L’apprenti le reprend, effrayé.

— Oh ! père, le voisin l’a fait rapporter mouillé pour avoir plus vite l’argent, parce qu’il n’a presque plus de commandes.

J’allai chez le tonnelier dire de revenir avec le seau aussitôt qu’il serait sec.

— Père a mal à la tête et l’odeur de couleur le dérange.

C’est moi que l’odeur de couleur dérangeait, mais je voulais excuser mon père.

Porter des petites bouteilles couvertes, au bouchon, d’un papier doré, et des petites boîtes rouges, bleues, pourpres, dans un coquet panier, pour ne pas casser les bouteilles, c’est un joli travail. Quand j’aurai remis les médicaments chez les clients, je devrai garder un peu la petite fille de deux ans. Elle est jolie, la petite fille : heureusement, car les enfants laids, non, je ne peux pas…

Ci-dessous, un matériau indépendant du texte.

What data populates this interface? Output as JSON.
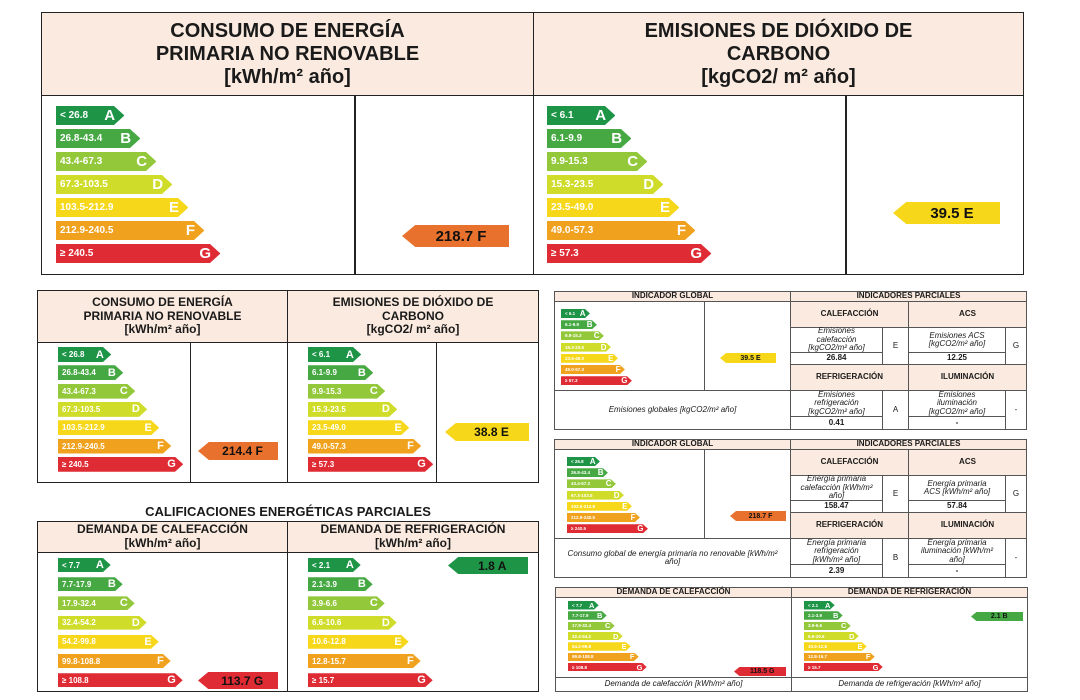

Je serai très polie. Après avoir sonné, j’attendrai longtemps avant de sonner une seconde fois, si l’on n’ouvre pas. Quand la servante ouvrira, je dirai : « Vryster[1], avec les compliments du pharmacien, j’apporte une bouteille… ou une boîte… » Oui, ce sera bien : « avec les compliments », et « Vryster » sera bien aussi. J’entends toujours les bouchers dire cela aux servantes, et elles rient : donc c’est bien…

[1] Bonne amie.

Et je serai employée dans une grande maison. Il est vrai que c’est au Zeedyk, mais près du Nieuwe Markt : les « boîtes » sont beaucoup plus loin. Il y a un aide-pharmacien ; je dois l’appeler Monsieur : alors ce n’est pas un domestique, comme les deux servantes. Voyez un peu : deux servantes, et moi, le trottin… Puis il y a huit enfants : six garçons et deux petites filles. L’aîné des garçons a vingt-deux ans et est étudiant, donc tout à fait un Monsieur, et la plus petite fille a deux ans ; l’autre, quatre. Le deuxième grand fils est à l’Ecole militaire : aussi un Monsieur. Encore un autre apprend la pharmacie ; puis trois plus jeunes.

Bette, la cuisinière, nous a raconté tout cela, pendant que mère et moi, nous attendions le retour de « Madame », le jour où je suis allée m’engager. « Madame », parfaitement : c’est une « madame », la femme d’un pharmacien, et non une « mademoiselle », comme la femme de l’épicier d’à côté.